I am what researchers call a “lark,” someone who, because of the way their circadian rhythms shifts, is genetically a “morning person.”
This is why I still get up around 6 a.m. even though I am retired. It is why I work out and write these posts early in the morning. Other people are genetically night “owls” or what researchers call “undifferentiated.”
A researcher at BYU, my alma mater, found in a study that 44% of people are “larks” like me, another 32% are “owls” and 24% are undifferentiated.
Dr. Jeffry H. Larson, who graduated a year before I did, also found that people whose rhythms are mismatched are far more likely to argue and to do so more often.
Researchers at Harvard and the University of Utah found that this can also impact when people are most likely to lie.
Further, researchers at the University of Washington, Johns Hopkins and Georgetown have found that when energy wanes, as it does later in the day for “larks” and earlier for “owls,” is also the time of day overall when people are more likely to be unethical.
For some time now, researchers have studied what they call “social jetlag” and found correlations to our chronology. This is what some people feel when they go back to work on Monday or after a vacation.
It is also something that many college graduates are about to experience as they shift into the workforce.
Studies of “presenteeism” (present in body but not in mind,) note that it costs nearly $80 billion in annual lost productivity.
Human performance decreases at night by 5%-15%. Interestingly, turnover drops by more than half when employees are able to modify a select a schedule compared to when mandated.
Some research has found links between “owls” and smoking and obesity.
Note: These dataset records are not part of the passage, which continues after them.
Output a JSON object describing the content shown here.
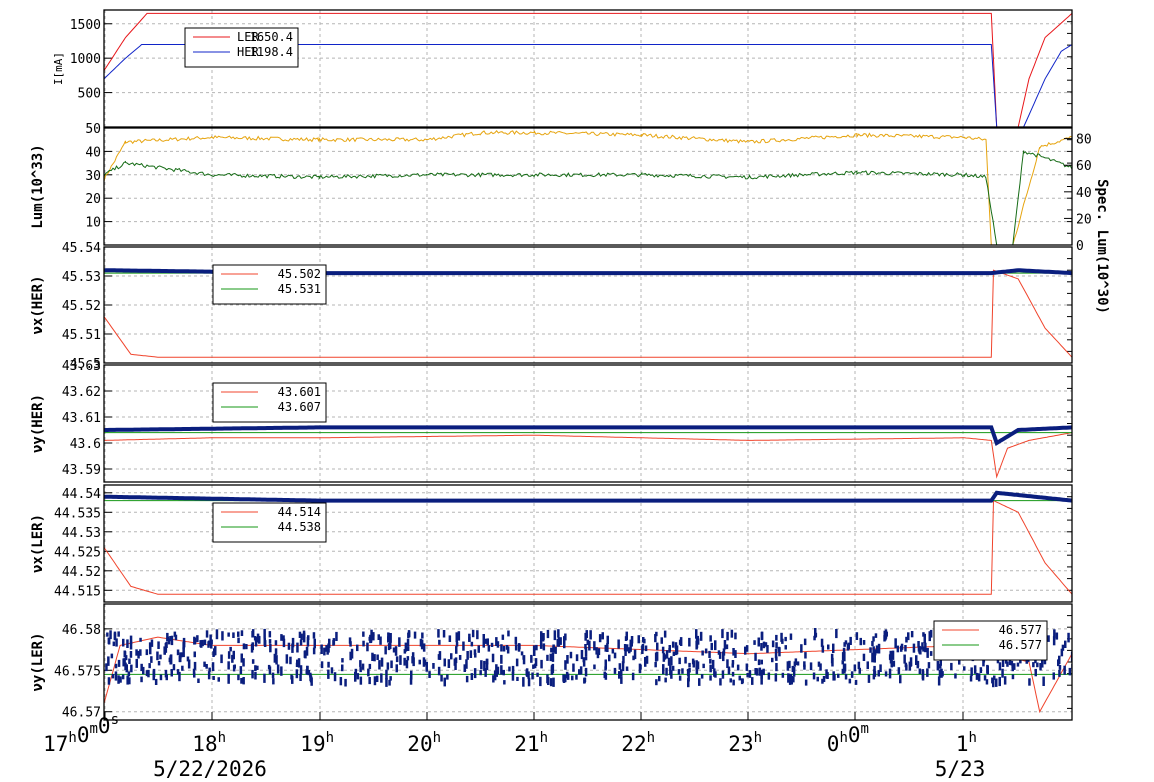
{
  "x_axis": {
    "ticks": [
      {
        "main": "17",
        "sup": "h",
        "main2": "0",
        "sup2": "m",
        "main3": "0",
        "sup3": "s"
      },
      {
        "main": "18",
        "sup": "h"
      },
      {
        "main": "19",
        "sup": "h"
      },
      {
        "main": "20",
        "sup": "h"
      },
      {
        "main": "21",
        "sup": "h"
      },
      {
        "main": "22",
        "sup": "h"
      },
      {
        "main": "23",
        "sup": "h"
      },
      {
        "main": "0",
        "sup": "h",
        "main2": "0",
        "sup2": "m"
      },
      {
        "main": "1",
        "sup": "h"
      }
    ],
    "dates": [
      "5/22/2026",
      "5/23"
    ]
  },
  "colors": {
    "ler": "#e8171b",
    "her": "#1024c8",
    "lum": "#e6a40f",
    "spec": "#156b15",
    "meas": "#0a1e7e",
    "ref_red": "#f0442c",
    "ref_green": "#169716"
  },
  "chart_data": [
    {
      "type": "line",
      "panel": "current",
      "ylabel": "I[mA]",
      "yticks": [
        500,
        1000,
        1500
      ],
      "ylim": [
        0,
        1700
      ],
      "legend": [
        {
          "name": "LER",
          "value": "1650.4"
        },
        {
          "name": "HER",
          "value": "1198.4"
        }
      ],
      "series": [
        {
          "name": "LER",
          "points": [
            [
              16.0,
              820
            ],
            [
              16.2,
              1300
            ],
            [
              16.4,
              1650
            ],
            [
              24.25,
              1650
            ],
            [
              24.3,
              0
            ],
            [
              24.5,
              0
            ],
            [
              24.6,
              700
            ],
            [
              24.75,
              1300
            ],
            [
              25.0,
              1650
            ]
          ]
        },
        {
          "name": "HER",
          "points": [
            [
              16.0,
              700
            ],
            [
              16.2,
              1000
            ],
            [
              16.35,
              1198
            ],
            [
              24.25,
              1198
            ],
            [
              24.3,
              0
            ],
            [
              24.55,
              0
            ],
            [
              24.75,
              700
            ],
            [
              24.9,
              1100
            ],
            [
              25.0,
              1198
            ]
          ]
        }
      ]
    },
    {
      "type": "line",
      "panel": "luminosity",
      "ylabel": "Lum(10^33)",
      "y2label": "Spec. Lum(10^30)",
      "yticks": [
        10,
        20,
        30,
        40,
        50
      ],
      "y2ticks": [
        0,
        20,
        40,
        60,
        80
      ],
      "ylim": [
        0,
        50
      ],
      "series": [
        {
          "name": "Lum",
          "points": [
            [
              16.0,
              28
            ],
            [
              16.2,
              44
            ],
            [
              17.0,
              46
            ],
            [
              18.0,
              45
            ],
            [
              19.0,
              45
            ],
            [
              19.5,
              48
            ],
            [
              20.0,
              48
            ],
            [
              21.0,
              47
            ],
            [
              22.0,
              44
            ],
            [
              23.0,
              47
            ],
            [
              24.0,
              46
            ],
            [
              24.2,
              45
            ],
            [
              24.25,
              0
            ],
            [
              24.45,
              0
            ],
            [
              24.7,
              42
            ],
            [
              25.0,
              46
            ]
          ]
        },
        {
          "name": "Spec. Lum",
          "points": [
            [
              16.0,
              30
            ],
            [
              16.2,
              35
            ],
            [
              17.0,
              30
            ],
            [
              18.0,
              29
            ],
            [
              19.0,
              30
            ],
            [
              20.0,
              30
            ],
            [
              21.0,
              30
            ],
            [
              22.0,
              29
            ],
            [
              23.0,
              31
            ],
            [
              24.0,
              30
            ],
            [
              24.2,
              29
            ],
            [
              24.3,
              0
            ],
            [
              24.45,
              0
            ],
            [
              24.55,
              40
            ],
            [
              24.7,
              38
            ],
            [
              25.0,
              33
            ]
          ]
        }
      ]
    },
    {
      "type": "line",
      "panel": "nux_her",
      "ylabel": "νx(HER)",
      "yticks": [
        45.5,
        45.51,
        45.52,
        45.53,
        45.54
      ],
      "ylim": [
        45.5,
        45.54
      ],
      "legend": [
        {
          "name": "",
          "value": "45.502"
        },
        {
          "name": "",
          "value": "45.531"
        }
      ],
      "series": [
        {
          "name": "set",
          "points": [
            [
              16.0,
              45.516
            ],
            [
              16.25,
              45.503
            ],
            [
              16.5,
              45.502
            ],
            [
              24.25,
              45.502
            ],
            [
              24.27,
              45.532
            ],
            [
              24.5,
              45.529
            ],
            [
              24.75,
              45.512
            ],
            [
              25.0,
              45.502
            ]
          ]
        },
        {
          "name": "ref",
          "points": [
            [
              16.0,
              45.531
            ],
            [
              25.0,
              45.531
            ]
          ]
        },
        {
          "name": "measured",
          "points": [
            [
              16.0,
              45.532
            ],
            [
              18.0,
              45.531
            ],
            [
              20.0,
              45.531
            ],
            [
              22.0,
              45.531
            ],
            [
              24.25,
              45.531
            ],
            [
              24.5,
              45.532
            ],
            [
              25.0,
              45.531
            ]
          ]
        }
      ]
    },
    {
      "type": "line",
      "panel": "nuy_her",
      "ylabel": "νy(HER)",
      "yticks": [
        43.59,
        43.6,
        43.61,
        43.62,
        43.63
      ],
      "ylim": [
        43.585,
        43.63
      ],
      "legend": [
        {
          "name": "",
          "value": "43.601"
        },
        {
          "name": "",
          "value": "43.607"
        }
      ],
      "series": [
        {
          "name": "set",
          "points": [
            [
              16.0,
              43.601
            ],
            [
              17.0,
              43.602
            ],
            [
              18.0,
              43.602
            ],
            [
              20.0,
              43.603
            ],
            [
              22.0,
              43.601
            ],
            [
              24.0,
              43.602
            ],
            [
              24.25,
              43.601
            ],
            [
              24.3,
              43.587
            ],
            [
              24.4,
              43.598
            ],
            [
              24.6,
              43.601
            ],
            [
              25.0,
              43.604
            ]
          ]
        },
        {
          "name": "ref",
          "points": [
            [
              16.0,
              43.604
            ],
            [
              25.0,
              43.604
            ]
          ]
        },
        {
          "name": "measured",
          "points": [
            [
              16.0,
              43.605
            ],
            [
              18.0,
              43.606
            ],
            [
              20.0,
              43.606
            ],
            [
              22.0,
              43.606
            ],
            [
              24.25,
              43.606
            ],
            [
              24.3,
              43.6
            ],
            [
              24.5,
              43.605
            ],
            [
              25.0,
              43.606
            ]
          ]
        }
      ]
    },
    {
      "type": "line",
      "panel": "nux_ler",
      "ylabel": "νx(LER)",
      "yticks": [
        44.515,
        44.52,
        44.525,
        44.53,
        44.535,
        44.54
      ],
      "ylim": [
        44.512,
        44.542
      ],
      "legend": [
        {
          "name": "",
          "value": "44.514"
        },
        {
          "name": "",
          "value": "44.538"
        }
      ],
      "series": [
        {
          "name": "set",
          "points": [
            [
              16.0,
              44.526
            ],
            [
              16.25,
              44.516
            ],
            [
              16.5,
              44.514
            ],
            [
              24.25,
              44.514
            ],
            [
              24.27,
              44.538
            ],
            [
              24.5,
              44.535
            ],
            [
              24.75,
              44.522
            ],
            [
              25.0,
              44.514
            ]
          ]
        },
        {
          "name": "ref",
          "points": [
            [
              16.0,
              44.538
            ],
            [
              25.0,
              44.538
            ]
          ]
        },
        {
          "name": "measured",
          "points": [
            [
              16.0,
              44.539
            ],
            [
              18.0,
              44.538
            ],
            [
              20.0,
              44.538
            ],
            [
              22.0,
              44.538
            ],
            [
              24.25,
              44.538
            ],
            [
              24.3,
              44.54
            ],
            [
              25.0,
              44.538
            ]
          ]
        }
      ]
    },
    {
      "type": "scatter",
      "panel": "nuy_ler",
      "ylabel": "νy(LER)",
      "yticks": [
        46.57,
        46.575,
        46.58
      ],
      "ylim": [
        46.569,
        46.583
      ],
      "legend": [
        {
          "name": "",
          "value": "46.577"
        },
        {
          "name": "",
          "value": "46.577"
        }
      ],
      "series": [
        {
          "name": "set",
          "points": [
            [
              16.0,
              46.571
            ],
            [
              16.15,
              46.578
            ],
            [
              16.5,
              46.579
            ],
            [
              17.0,
              46.578
            ],
            [
              18.0,
              46.578
            ],
            [
              20.0,
              46.578
            ],
            [
              22.0,
              46.577
            ],
            [
              24.0,
              46.578
            ],
            [
              24.6,
              46.576
            ],
            [
              24.7,
              46.57
            ],
            [
              25.0,
              46.577
            ]
          ]
        },
        {
          "name": "ref",
          "points": [
            [
              16.0,
              46.5745
            ],
            [
              25.0,
              46.5745
            ]
          ]
        },
        {
          "name": "measured_center",
          "points": [
            [
              16.0,
              46.5765
            ],
            [
              25.0,
              46.5765
            ]
          ]
        }
      ]
    }
  ]
}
Other research has found that “owls” are also potentially more creative and possibly have slightly higher IQs.
It isn’t likely that a person can change their chronology, and there are some well documented health reasons for why we sleep and fast at night.
Flex time is a solution but so is encouraging people in the workforce to be more conscious and respectful of the ebb and flow of their own energy as well as that of others so that they take on big projects when they are operating with high energy.
It may be that teams should be assembled, in part, using compatibility in this regard as criteria.
Years ago, during my four-decade career as a community marketing executive, I set a rule that people who helped me protect my calendar could set no more than one meeting for me in the morning and one in the afternoon without first clearing an exception.
This is what Dr. Christine Carter at UC-Berkley, the author of the new book The Sweet Spot: How to Find Your Groove at Home and Work, calls the “minimum effective dose” strategy.
For me, that rule about meetings was one of those “micro-habits” she writes about which, to paraphrase, channel our brain’s natural ability to run on “autopilot” so our habits can “relieve overreliance on willpower.”
I can also see in hindsight, how some people who are unethical and savvy at manipulation, probably took care to select meeting times where the potential for unethical outcomes was most probable.
They may have innately understood what researchers have observed. Due to the “psychological depletion” people experience as the days wear on, “in the afternoon, the moral slope gets slipperier.”